Im Gegenteil: Kritiker und Aufdecker solcher betrügerischen Vorgehensweisen wurden sofort von den Leitmedien zu Rechtspopulisten, Putinfans oder Lügnern diffamiert.
Klar, dass Erdogan jetzt enttäuscht ist.
Er hatte sich das so vorgestellt, dass er zumindest Rückendeckung von der EU bekäme...
Er hat NICHT damit gerechnet, dass sich alle ehemaligen Verbündeten im Kampf (zusammen mit dem IS!!) gegen den demokratisch gewählten syrischen Präsidenten nun auf einmal von ihm abwenden würden.
Das war dumm.
Denn er hat bei seinem Kalkül übersehen, dass die Welt gar kein Interesse daran haben kann, ihn noch stärker zu sehen, als er ohnehin bereits ist. Die Welt hat gar kein Interesse an einem „befriedeten“ Streifen Land gleich hinter der türkischen Seite auf dem Gebiet Syriens.
Dort, in diesem Streifen Land, wollte Erdogan die Kurden vertreiben.

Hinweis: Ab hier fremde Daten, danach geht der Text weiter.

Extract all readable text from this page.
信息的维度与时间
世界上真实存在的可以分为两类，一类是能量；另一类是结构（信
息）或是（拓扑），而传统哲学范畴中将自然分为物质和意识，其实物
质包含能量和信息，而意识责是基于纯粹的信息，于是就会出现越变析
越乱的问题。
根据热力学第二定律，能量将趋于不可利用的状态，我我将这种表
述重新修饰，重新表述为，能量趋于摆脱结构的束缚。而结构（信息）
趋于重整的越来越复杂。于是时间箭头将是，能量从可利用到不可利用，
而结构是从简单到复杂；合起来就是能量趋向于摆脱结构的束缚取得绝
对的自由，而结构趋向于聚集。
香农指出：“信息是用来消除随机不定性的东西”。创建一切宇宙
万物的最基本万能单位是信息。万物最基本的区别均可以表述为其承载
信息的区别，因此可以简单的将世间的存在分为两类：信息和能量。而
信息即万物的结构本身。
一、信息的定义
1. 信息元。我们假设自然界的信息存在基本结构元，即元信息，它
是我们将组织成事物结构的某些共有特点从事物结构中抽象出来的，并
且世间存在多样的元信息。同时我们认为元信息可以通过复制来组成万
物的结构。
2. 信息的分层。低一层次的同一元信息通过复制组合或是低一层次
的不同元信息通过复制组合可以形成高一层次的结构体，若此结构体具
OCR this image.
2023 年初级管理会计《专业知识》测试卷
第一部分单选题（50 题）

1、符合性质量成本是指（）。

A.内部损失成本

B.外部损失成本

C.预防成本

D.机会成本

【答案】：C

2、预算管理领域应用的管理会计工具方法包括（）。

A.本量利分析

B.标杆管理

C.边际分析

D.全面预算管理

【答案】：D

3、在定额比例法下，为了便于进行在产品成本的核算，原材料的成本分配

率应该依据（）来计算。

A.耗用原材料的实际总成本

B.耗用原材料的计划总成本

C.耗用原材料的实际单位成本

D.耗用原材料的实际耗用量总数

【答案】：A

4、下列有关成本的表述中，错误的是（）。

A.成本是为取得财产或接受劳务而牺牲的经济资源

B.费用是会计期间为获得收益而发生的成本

Er wollte das, weil ihm die nach Souveränität strebenden Kurden ständig Ärger in der Türkei bereiten - häufig genug als Terroristen - und sich nach ihren Attentaten auf Ziele in der Türkei schnell und unbehelligt in diesen bewussten Streifen innerhalb Syriens zurück ziehen können. Erdogan dachte, dass er Ruhe haben würde, wenn die Kurden dort weg wären und durch „seine“ IS-Leute ersetzt wären.
Das hat nun nicht geklappt. Die Welt will es nicht. Die Welt will, dass Erdogan sein Problem behält und nicht noch stärker wird.
Das einfach kann Politik sein.

Gravatar: Trump Fan

Und in Deutschland wird nicht täglich über den Verbrecher
Erdowahn gehetzt ,sondern weiter wie bisher über
den guten,alten Präsident Donald Trump.

Ist das hier leider zum Irrenhaus verkommen.

Gravatar: Werner

Assad gehört einer religiösen Minderheit, den Alawiten in Syrien an und sorgt für eine gewisse Stabilität in diesem Land. Wenn der weg wäre kämen die radikalen Muslime, Sunniten oder Schiiten an die Macht, die genauso mit den islamischen Terroristen zusammen arbeiten wie Erdogan.